Last week I reread Owsei Temkin’s classic essay from 1963, “The scientific approach to disease: specific entity and individual illness,” for a course I am co-teaching on individuality and medicine. (I have not found the Temkin essay online. If you would like a copy of it, put a request in the comments section.) In it, Temkin distinguishes between the “ontological” and the “physiological” concepts of disease. An ontological approach treats diseases as specific entities—“things” that exist out in nature and befall humans and other creatures. The best example of an ontological approach to disease is the germ theory: the notion, developed by Pasteur, Koch, and others in the late 19th century, that many common diseases are caused by microbes. An ontological approach treats diseases as static; curing disease entails getting rid of the thing that causes it. An ontological approach gave us some of the greatest triumphs of twentieth century medicine: penicillin, the polio vaccine, the triple-drug AIDS therapy.
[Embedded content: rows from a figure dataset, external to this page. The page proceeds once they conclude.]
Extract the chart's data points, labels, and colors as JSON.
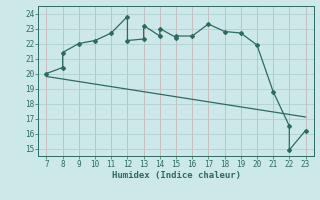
{
  "xlabel": "Humidex (Indice chaleur)",
  "background_color": "#cde8e8",
  "grid_color": "#b0d4d4",
  "line_color": "#2d6b60",
  "x_hours": [
    7,
    8,
    8,
    9,
    10,
    11,
    12,
    12,
    13,
    13,
    14,
    14,
    15,
    15,
    16,
    17,
    18,
    19,
    20,
    21,
    22,
    22,
    23
  ],
  "y_humidex": [
    20.0,
    20.4,
    21.4,
    22.0,
    22.2,
    22.7,
    23.8,
    22.2,
    22.3,
    23.2,
    22.5,
    23.0,
    22.4,
    22.5,
    22.5,
    23.3,
    22.8,
    22.7,
    21.9,
    18.8,
    16.5,
    14.9,
    16.2
  ],
  "ref_line_x": [
    7,
    23
  ],
  "ref_line_y": [
    19.8,
    17.1
  ],
  "xlim": [
    6.5,
    23.5
  ],
  "ylim": [
    14.5,
    24.5
  ],
  "xticks": [
    7,
    8,
    9,
    10,
    11,
    12,
    13,
    14,
    15,
    16,
    17,
    18,
    19,
    20,
    21,
    22,
    23
  ],
  "yticks": [
    15,
    16,
    17,
    18,
    19,
    20,
    21,
    22,
    23,
    24
  ]
}
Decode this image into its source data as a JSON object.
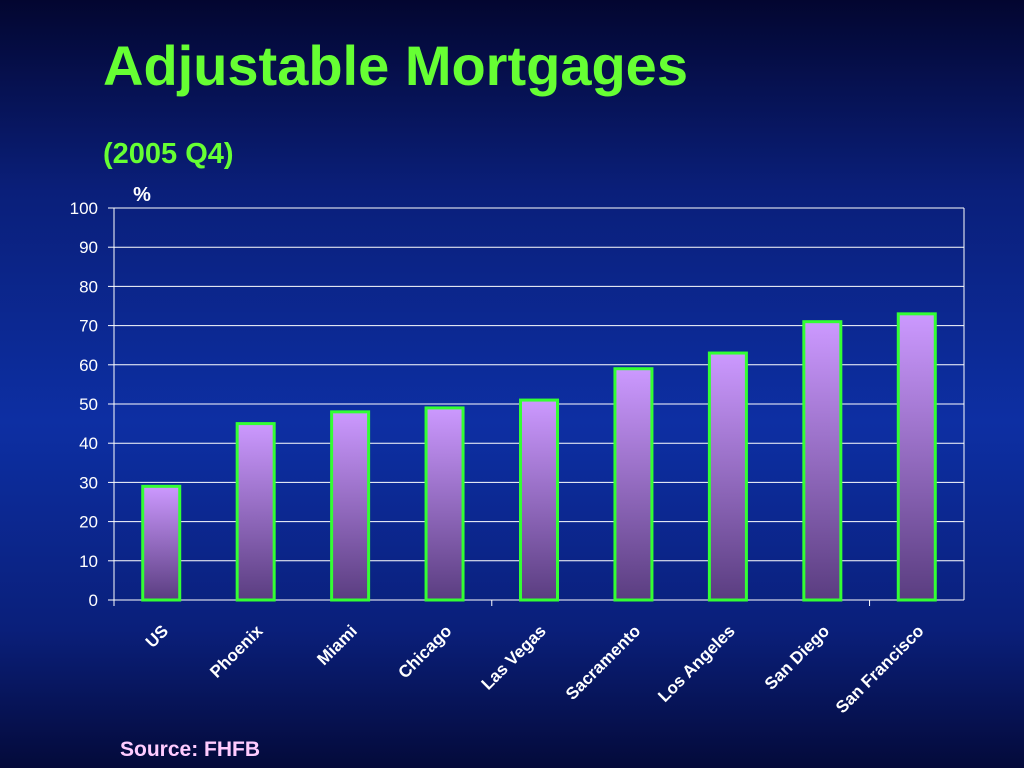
{
  "slide": {
    "title": "Adjustable Mortgages",
    "subtitle": "(2005 Q4)",
    "source": "Source: FHFB"
  },
  "chart_data": {
    "type": "bar",
    "title": "Adjustable Mortgages",
    "subtitle": "(2005 Q4)",
    "ylabel": "%",
    "xlabel": "",
    "categories": [
      "US",
      "Phoenix",
      "Miami",
      "Chicago",
      "Las Vegas",
      "Sacramento",
      "Los Angeles",
      "San Diego",
      "San Francisco"
    ],
    "values": [
      29,
      45,
      48,
      49,
      51,
      59,
      63,
      71,
      73
    ],
    "ylim": [
      0,
      100
    ],
    "yticks": [
      0,
      10,
      20,
      30,
      40,
      50,
      60,
      70,
      80,
      90,
      100
    ],
    "grid": true,
    "legend": "none",
    "colors": {
      "bar_top": "#cc99ff",
      "bar_bottom": "#5a3d80",
      "bar_outline": "#33ff33",
      "gridline": "#ffffff",
      "axis": "#ffffff"
    }
  }
}
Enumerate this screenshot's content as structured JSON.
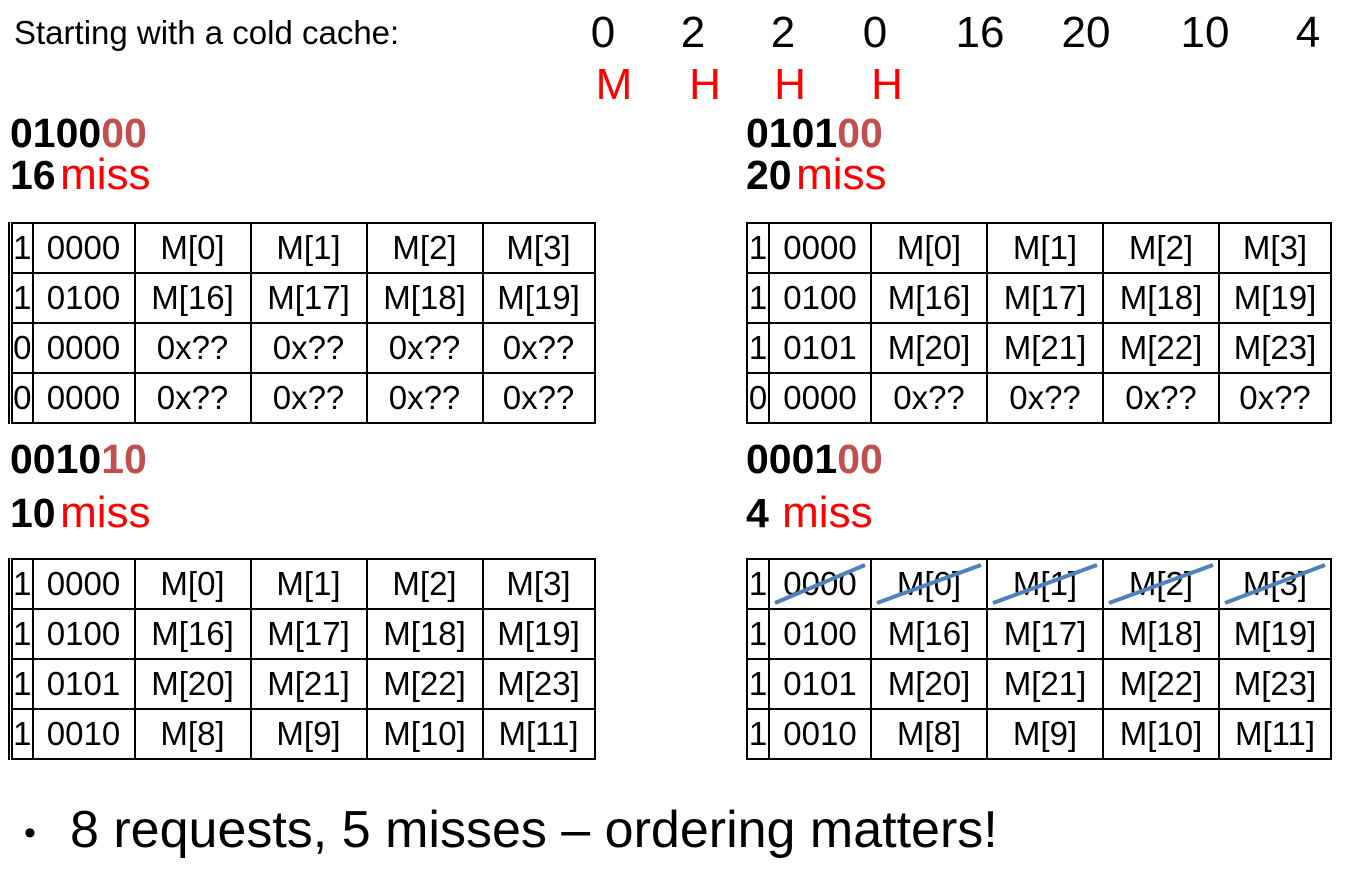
{
  "intro": "Starting with a cold cache:",
  "sequence": [
    "0",
    "2",
    "2",
    "0",
    "16",
    "20",
    "10",
    "4"
  ],
  "results": [
    "M",
    "H",
    "H",
    "H"
  ],
  "panels": [
    {
      "addr_hi": "0100",
      "addr_lo": "00",
      "number": "16",
      "status": "miss",
      "rows": [
        [
          "1",
          "0000",
          "M[0]",
          "M[1]",
          "M[2]",
          "M[3]"
        ],
        [
          "1",
          "0100",
          "M[16]",
          "M[17]",
          "M[18]",
          "M[19]"
        ],
        [
          "0",
          "0000",
          "0x??",
          "0x??",
          "0x??",
          "0x??"
        ],
        [
          "0",
          "0000",
          "0x??",
          "0x??",
          "0x??",
          "0x??"
        ]
      ]
    },
    {
      "addr_hi": "0101",
      "addr_lo": "00",
      "number": "20",
      "status": "miss",
      "rows": [
        [
          "1",
          "0000",
          "M[0]",
          "M[1]",
          "M[2]",
          "M[3]"
        ],
        [
          "1",
          "0100",
          "M[16]",
          "M[17]",
          "M[18]",
          "M[19]"
        ],
        [
          "1",
          "0101",
          "M[20]",
          "M[21]",
          "M[22]",
          "M[23]"
        ],
        [
          "0",
          "0000",
          "0x??",
          "0x??",
          "0x??",
          "0x??"
        ]
      ]
    },
    {
      "addr_hi": "0010",
      "addr_lo": "10",
      "number": "10",
      "status": "miss",
      "rows": [
        [
          "1",
          "0000",
          "M[0]",
          "M[1]",
          "M[2]",
          "M[3]"
        ],
        [
          "1",
          "0100",
          "M[16]",
          "M[17]",
          "M[18]",
          "M[19]"
        ],
        [
          "1",
          "0101",
          "M[20]",
          "M[21]",
          "M[22]",
          "M[23]"
        ],
        [
          "1",
          "0010",
          "M[8]",
          "M[9]",
          "M[10]",
          "M[11]"
        ]
      ]
    },
    {
      "addr_hi": "0001",
      "addr_lo": "00",
      "number": "4",
      "status": "miss",
      "rows": [
        [
          "1",
          "0000",
          "M[0]",
          "M[1]",
          "M[2]",
          "M[3]"
        ],
        [
          "1",
          "0100",
          "M[16]",
          "M[17]",
          "M[18]",
          "M[19]"
        ],
        [
          "1",
          "0101",
          "M[20]",
          "M[21]",
          "M[22]",
          "M[23]"
        ],
        [
          "1",
          "0010",
          "M[8]",
          "M[9]",
          "M[10]",
          "M[11]"
        ]
      ]
    }
  ],
  "summary": "8 requests, 5 misses – ordering matters!",
  "colors": {
    "miss": "#ff0000",
    "offset_bits": "#c0504d",
    "strike": "#4f81bd"
  }
}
In contrast, a physiological disease concept treats illness as a process. Temkin also calls this a “biographical” or “historical” concept of disease. A physiological approach is individualized; it treats disease as a unique constellation of disease agent, heredity, experience, and local conditions. In its extreme form, it treats every case as different, because no two individuals have the exact same circumstances. Temkin shows how this approach characterized ancient Greek and Roman medicine, and illustrates how the two, ontological and physiological, have been in dynamic interplay down through the centuries.
Thinking about how to explain this distinction to my students, it occurred to me that ontological diseases are nouns, while physiological diseases are verbs. Objects versus processes; things versus actions. This is a little bit crude, but as a mnemonic it works well to remind one of the fundamental distinction Temkin makes. It’s important to remember that these are not properties of the diseases, but of one’s approach to disease.
Catching up on The Daily Show last night I saw an interview with USC professor David Agus, author of the new book, The End of Illness. Near the beginning of the interview, Agus uses exactly this concept. He says,
We look at diseases as one little factor…You have cancer. You have heart disease. Well to me, those diseases are verbs. You are cancering. You are heart diseasing. And I want to take you from a disease state, the other direction.
After a long and successful run in the twentieth century, the ontological approach to disease has recently ceded the limelight to the physiological disease concept. Genomic medicine is all about individualized or personalized medicine. It promises to end “one size fits all” medicine and treat patients as individuals once again. Individualized medicine is also about prevention—about identifying and stopping disease before it starts. Indeed, Agus segues immediately from diseases-as-verbs to prevention: “And I want to prevent illness.” The physiological approach to disease, individualized medicine, is intimately bound to this notion of disease prevention.
Prevention seems an unassailably benevolent goal; however, in this age of intensive medical management and a potent biochemical, pharmaceutical therapeutic style, prevention also means the erosion of the patient as a medical actor. We all become patients. Your health needs to be managed from birth to death, probably with an armamentarium of drugs designed to forestall a battery of diseases for which you have risk factors.
Agus seems to say that everyone should take a physiological approach, that all cancer and all heart disease, and perhaps even all diseases are verbs. But Temkin concludes his essay by insisting that neither the physiological nor the ontological approach is “correct.” Rather, one must treat a given disease ontologically or physiologically (or perhaps in some combination), depending on whether one is a patient, a doctor, a researcher, a public health worker, or what have you.
It is a marvelous example of how a historical approach to biomedicine—even from an essay half a century old—can deepen our understanding of current events in science, health, and disease.
References
Temkin, Owsei. “The Scientific Approach to Disease: Specific Entity and Individual Illness.” In Scientific Change: Historical Studies in the Intellectual, Social and Technical Conditions for Scientific Discovery and Technical Invention from Antiquity to the Present, edited by AC Crombie. 629-47. NY: Basic Books, 1963. Reprinted in The Double Face of Janus, Johns Hopkins, 1977.